Desviei o olhar pressionando os lábios.

— Eu não tenho um par. — sussurrei quase inaudível. Comecei a passar o indicador ao redor das pichações na mesa, apenas para fugir da inquisição dos seus olhos. — Não que não tenha recebido alguns convites, mas acho que não estarei mais por aqui no baile. — confidenciei. Pelo canto do olho, observei-o se recostar na mesa pondo seu cotovelo ali e virando seu corpo na minha direção com a sobrancelha arqueada. Era um misto de interesse e curiosidade em sua expressão. Não iria ser estúpida ao ponto de negar aquela atenção. Apostava que se Jessie estivesse assistindo a aquela cena, estaria batendo palmas e dizendo que esteve certa o tempo todo. — Passei para Stanford e planejo ir para Califórnia morar com a minha tia.

Ele se aproximou um pouco mais.

— Vai sair de Burley? E a sua família?

Retive uma risada de desdém.

— Garanto que vão ficar bem sem mim. — gracejei e levantei o rosto na sua direção. — O problema é que não consegui contar para o meu pai sobre isso. Ele nem sabe que passei para a faculdade e isso é frustrante. É como se o tempo estivesse acabando e ainda existisse um grande elefante na sala. — gesticulei abrindo os braços como se o animal estivesse bem na minha frente. Respirei fundo, envergonhada por ter agido desse jeito na frente dele. — Desculpe por isso. É só estou com isso engasgado tem alguns dias.

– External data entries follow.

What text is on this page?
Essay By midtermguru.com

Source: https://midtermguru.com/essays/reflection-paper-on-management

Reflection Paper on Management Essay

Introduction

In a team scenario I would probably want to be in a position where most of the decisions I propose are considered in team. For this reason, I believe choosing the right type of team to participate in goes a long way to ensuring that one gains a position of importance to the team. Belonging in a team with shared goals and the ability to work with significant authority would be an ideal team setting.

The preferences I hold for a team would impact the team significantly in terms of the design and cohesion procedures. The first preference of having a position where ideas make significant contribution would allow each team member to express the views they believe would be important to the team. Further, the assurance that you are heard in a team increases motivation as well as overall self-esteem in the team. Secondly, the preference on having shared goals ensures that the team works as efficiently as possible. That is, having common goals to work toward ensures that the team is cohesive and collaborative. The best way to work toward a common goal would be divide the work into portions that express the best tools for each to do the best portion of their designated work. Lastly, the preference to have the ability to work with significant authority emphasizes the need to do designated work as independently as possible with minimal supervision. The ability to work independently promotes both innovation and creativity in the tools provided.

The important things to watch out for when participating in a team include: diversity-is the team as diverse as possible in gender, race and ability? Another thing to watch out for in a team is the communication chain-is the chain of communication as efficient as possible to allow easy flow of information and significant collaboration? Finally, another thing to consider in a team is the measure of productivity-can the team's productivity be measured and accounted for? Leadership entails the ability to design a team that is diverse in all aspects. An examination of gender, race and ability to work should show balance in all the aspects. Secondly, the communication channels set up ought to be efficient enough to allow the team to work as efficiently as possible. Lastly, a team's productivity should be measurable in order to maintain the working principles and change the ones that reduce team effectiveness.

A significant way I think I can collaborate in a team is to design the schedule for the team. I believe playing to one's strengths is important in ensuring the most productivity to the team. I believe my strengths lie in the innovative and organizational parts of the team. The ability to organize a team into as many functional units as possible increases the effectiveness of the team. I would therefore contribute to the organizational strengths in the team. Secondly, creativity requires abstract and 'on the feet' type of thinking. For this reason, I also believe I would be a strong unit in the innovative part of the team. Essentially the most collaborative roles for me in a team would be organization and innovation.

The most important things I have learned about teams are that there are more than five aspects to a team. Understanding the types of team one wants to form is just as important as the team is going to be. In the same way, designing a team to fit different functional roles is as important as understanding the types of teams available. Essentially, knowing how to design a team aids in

Caleb permaneceu em silêncio por alguns segundos, apenas me observando e distraída pela bela tonalidade de castanho de sua íris, também fiquei encarando-o de volta. Não sabia de onde tinha vindo toda aquela coragem, mas dizer em voz alta que meu tempo naquele lugar estava cotado tinha feito uma pequena diferença, por mais que naquele momento fosse imperceptível aos olhos leigos.

— Deveríamos fazer alguma coisa antes de você partir. — ele disse subitamente, aproximando ainda mais o seu rosto do meu. Seu movimento foi tão súbito que quase caí da cadeira, porém, por sorte ele me segurou pelo bíceps. — Vamos fazer tudo de novo? — ele debochou referindo-se a cair em cima de mim. Balancei a cabeça com um sorriso bobo nos lábios. Percebendo que deveria estar parecendo uma idiota, fiz o sorriso sumir e balancei a cabeça com a expressão séria. — Não quer sair comigo? — indagou interpretando os meus sinais erroneamente.

— O que? Não, não foi isso o que quis dizer. — tentei me explicar gesticulando descuidada. — Quis dizer que não vou deixar você ficar em cima de mim. — ao soltar essas palavras, Caleb riu e meu rosto ficou ainda mais vermelho. — Não quis dizer isso também. — respirei fundo procurando retomar o controle da situação. — Ok, eu saio com você. Mas para onde vamos?

Eu perdi o ar em um arfar quando Caleb deixou o rosto perigosamente perto do meu. Era como se ele quisesse ouvir meu coração palpitando com força ou o suor deslizando por minhas têmporas. Mantive-me firme e retribui seu olhar, esforçando-me para que minha mente focasse no momento atual e não em criar diferentes cenários para onde Caleb poderia me levar.

— Vou te levar ao limite — prometeu em um sussurro.

Estava prestes a perguntar o que ele queria dizer com aquilo, mas fomos interrompidos pelo grito do senhor Silverman que fez questão de nos afastar em seguida. Fechei os olhos, recostando-me na mesa e permitindo que minha mente – finalmente – fantasiasse com a realidade.